Healthcare Commission chief executive Anna Walker noted: "The Government has made absolutely plain that it wants the NHS to listen to the views of patients and respond to their concerns. That is why this survey is so important. It gives the most comprehensive picture available of how patients feel about NHS hospitals. And importantly, it allows comparisons between trusts across the country.

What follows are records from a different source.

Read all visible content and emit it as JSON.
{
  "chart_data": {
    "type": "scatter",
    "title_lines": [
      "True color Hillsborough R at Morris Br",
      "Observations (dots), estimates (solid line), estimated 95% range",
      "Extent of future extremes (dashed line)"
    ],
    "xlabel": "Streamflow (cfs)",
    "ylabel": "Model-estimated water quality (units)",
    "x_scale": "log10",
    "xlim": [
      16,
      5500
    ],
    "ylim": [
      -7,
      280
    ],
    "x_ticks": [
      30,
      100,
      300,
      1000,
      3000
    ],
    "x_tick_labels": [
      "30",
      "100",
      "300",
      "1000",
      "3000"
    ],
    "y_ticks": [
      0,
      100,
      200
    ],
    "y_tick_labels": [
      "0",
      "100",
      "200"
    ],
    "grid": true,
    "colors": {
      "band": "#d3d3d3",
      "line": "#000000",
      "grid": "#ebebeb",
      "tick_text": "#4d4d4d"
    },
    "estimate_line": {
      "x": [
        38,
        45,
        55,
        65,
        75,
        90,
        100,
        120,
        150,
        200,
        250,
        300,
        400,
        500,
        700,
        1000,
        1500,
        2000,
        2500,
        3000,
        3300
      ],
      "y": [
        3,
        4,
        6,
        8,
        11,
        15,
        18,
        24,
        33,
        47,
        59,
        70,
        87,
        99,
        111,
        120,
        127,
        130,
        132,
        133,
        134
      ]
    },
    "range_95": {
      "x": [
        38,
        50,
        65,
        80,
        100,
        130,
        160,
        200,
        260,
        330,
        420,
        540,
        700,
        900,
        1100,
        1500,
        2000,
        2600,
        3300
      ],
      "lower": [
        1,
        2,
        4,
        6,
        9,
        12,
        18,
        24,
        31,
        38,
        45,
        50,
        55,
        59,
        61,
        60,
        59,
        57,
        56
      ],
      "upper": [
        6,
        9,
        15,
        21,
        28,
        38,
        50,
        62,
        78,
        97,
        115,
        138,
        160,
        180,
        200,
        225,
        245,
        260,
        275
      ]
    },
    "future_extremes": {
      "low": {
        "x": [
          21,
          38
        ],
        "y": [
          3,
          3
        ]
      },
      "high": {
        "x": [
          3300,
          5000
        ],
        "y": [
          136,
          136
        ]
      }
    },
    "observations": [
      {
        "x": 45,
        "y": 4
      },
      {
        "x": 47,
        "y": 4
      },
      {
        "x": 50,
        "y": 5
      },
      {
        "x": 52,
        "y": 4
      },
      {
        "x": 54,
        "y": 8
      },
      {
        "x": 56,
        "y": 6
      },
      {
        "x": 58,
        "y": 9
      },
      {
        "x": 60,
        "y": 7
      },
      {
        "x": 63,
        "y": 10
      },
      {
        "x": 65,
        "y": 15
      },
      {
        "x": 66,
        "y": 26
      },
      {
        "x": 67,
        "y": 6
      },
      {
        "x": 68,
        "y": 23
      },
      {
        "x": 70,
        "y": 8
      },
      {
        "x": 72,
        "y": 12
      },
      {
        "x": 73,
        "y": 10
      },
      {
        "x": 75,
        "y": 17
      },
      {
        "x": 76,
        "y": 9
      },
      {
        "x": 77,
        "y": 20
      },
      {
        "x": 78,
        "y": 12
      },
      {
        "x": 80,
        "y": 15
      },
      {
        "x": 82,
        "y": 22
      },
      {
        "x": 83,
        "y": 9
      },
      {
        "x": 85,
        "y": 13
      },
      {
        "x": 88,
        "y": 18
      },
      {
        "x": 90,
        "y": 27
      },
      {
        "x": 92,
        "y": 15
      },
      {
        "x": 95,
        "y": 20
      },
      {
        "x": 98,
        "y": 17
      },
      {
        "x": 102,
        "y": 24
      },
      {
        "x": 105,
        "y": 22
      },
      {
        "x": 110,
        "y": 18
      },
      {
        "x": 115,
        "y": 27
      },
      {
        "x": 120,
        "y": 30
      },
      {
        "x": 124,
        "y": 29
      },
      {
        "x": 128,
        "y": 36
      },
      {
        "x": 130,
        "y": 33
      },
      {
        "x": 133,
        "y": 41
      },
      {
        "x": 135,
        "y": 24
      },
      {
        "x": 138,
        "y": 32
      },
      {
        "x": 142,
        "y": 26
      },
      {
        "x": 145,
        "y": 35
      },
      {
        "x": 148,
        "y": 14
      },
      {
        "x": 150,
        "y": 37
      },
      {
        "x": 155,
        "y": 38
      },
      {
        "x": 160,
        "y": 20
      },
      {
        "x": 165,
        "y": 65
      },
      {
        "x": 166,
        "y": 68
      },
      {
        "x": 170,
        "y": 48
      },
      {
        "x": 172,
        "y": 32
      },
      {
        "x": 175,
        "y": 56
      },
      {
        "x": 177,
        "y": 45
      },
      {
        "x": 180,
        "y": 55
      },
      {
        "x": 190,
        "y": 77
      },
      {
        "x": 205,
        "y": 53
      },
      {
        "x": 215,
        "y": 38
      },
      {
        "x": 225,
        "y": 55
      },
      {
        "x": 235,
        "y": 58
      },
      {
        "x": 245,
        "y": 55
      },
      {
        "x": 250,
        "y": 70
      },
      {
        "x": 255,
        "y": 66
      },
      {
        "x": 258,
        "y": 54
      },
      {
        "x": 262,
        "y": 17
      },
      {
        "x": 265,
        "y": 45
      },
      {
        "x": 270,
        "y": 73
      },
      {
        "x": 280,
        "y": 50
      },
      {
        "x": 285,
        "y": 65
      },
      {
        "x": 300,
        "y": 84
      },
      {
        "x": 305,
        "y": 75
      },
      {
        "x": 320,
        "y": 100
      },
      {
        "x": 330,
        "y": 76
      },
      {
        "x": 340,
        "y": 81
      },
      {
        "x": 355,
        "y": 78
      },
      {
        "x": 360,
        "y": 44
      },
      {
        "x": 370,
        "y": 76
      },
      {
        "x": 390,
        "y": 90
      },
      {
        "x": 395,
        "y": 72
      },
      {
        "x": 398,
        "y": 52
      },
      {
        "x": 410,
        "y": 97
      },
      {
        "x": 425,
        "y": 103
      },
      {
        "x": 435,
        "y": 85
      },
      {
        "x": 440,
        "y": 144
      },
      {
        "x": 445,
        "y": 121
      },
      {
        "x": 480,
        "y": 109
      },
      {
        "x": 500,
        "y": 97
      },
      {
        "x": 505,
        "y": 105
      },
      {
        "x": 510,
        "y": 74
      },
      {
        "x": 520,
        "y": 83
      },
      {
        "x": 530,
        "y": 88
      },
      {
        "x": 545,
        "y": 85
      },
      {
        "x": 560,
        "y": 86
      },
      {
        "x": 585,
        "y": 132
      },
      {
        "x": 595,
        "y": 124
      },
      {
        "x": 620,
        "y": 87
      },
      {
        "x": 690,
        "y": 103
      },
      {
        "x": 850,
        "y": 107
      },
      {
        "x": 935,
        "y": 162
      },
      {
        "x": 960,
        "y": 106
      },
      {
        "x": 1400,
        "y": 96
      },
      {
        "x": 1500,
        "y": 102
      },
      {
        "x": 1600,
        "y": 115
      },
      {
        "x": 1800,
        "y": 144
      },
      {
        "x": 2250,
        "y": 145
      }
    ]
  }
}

"Overall, it's encouraging that a steadily increasing percentage of patients say care is 'excellent'. It’s good to see advances on issues like the quality of food, waiting times, and team working between doctors and nurses. But the survey also shows that in some hospitals the NHS is struggling to deliver on some of the basics of hospital care."

Cleaning remains an issue
The numbers of patients who described their wards or rooms as “very clean” also showed a slight decline over the last five years to 53% (identical to the 2006 finding). In 2002, that figure was 56%. This perception of declining performance was mirrored in comments on cleanliness of toilets and bathrooms: the percentage of respondents who judged toilets and bathrooms to be “very clean” had fallen from 51% in 2002 to 47% in 2007, the same as in 2006. The Government’s controversial ‘deep clean’ of hospitals was under way during the period of the survey, although a few trusts still struggled to meet the 1 April 2008 deadline for completion.

25% of patients reported having shared a sleeping area with patients of the opposite sex when first admitted - but in some trusts, this rose to just under 50%.

Diagnostics going the right way
In an encouraging sign for the Government’s policy to have all patients go from referral to treatment within 18 weeks by the end of this year, Department of Health figures showed a decline in waiting times for diagnostic tests such as MRI and CT scans, audiology and gastrointestinal function tests.

Key diagnostic waiting times have fallen by 97% in two years, according to DH statistics. The latest monthly figures show that the number of people waiting for diagnosis for over six weeks at the end of March was 12,900 (just over 3% of the total number of waits). This compares to 243,000 in March last year and 404,000 in April 2006, when the DH began collecting this data.

Care Services Minister, Ivan Lewis said: "Two years ago, over 100,000 patients waited more than six weeks for a hearing test, and of these over 30,000 patients waited more than a year. Now the vast majority of patients receive their test within six weeks, and average waits are lower still."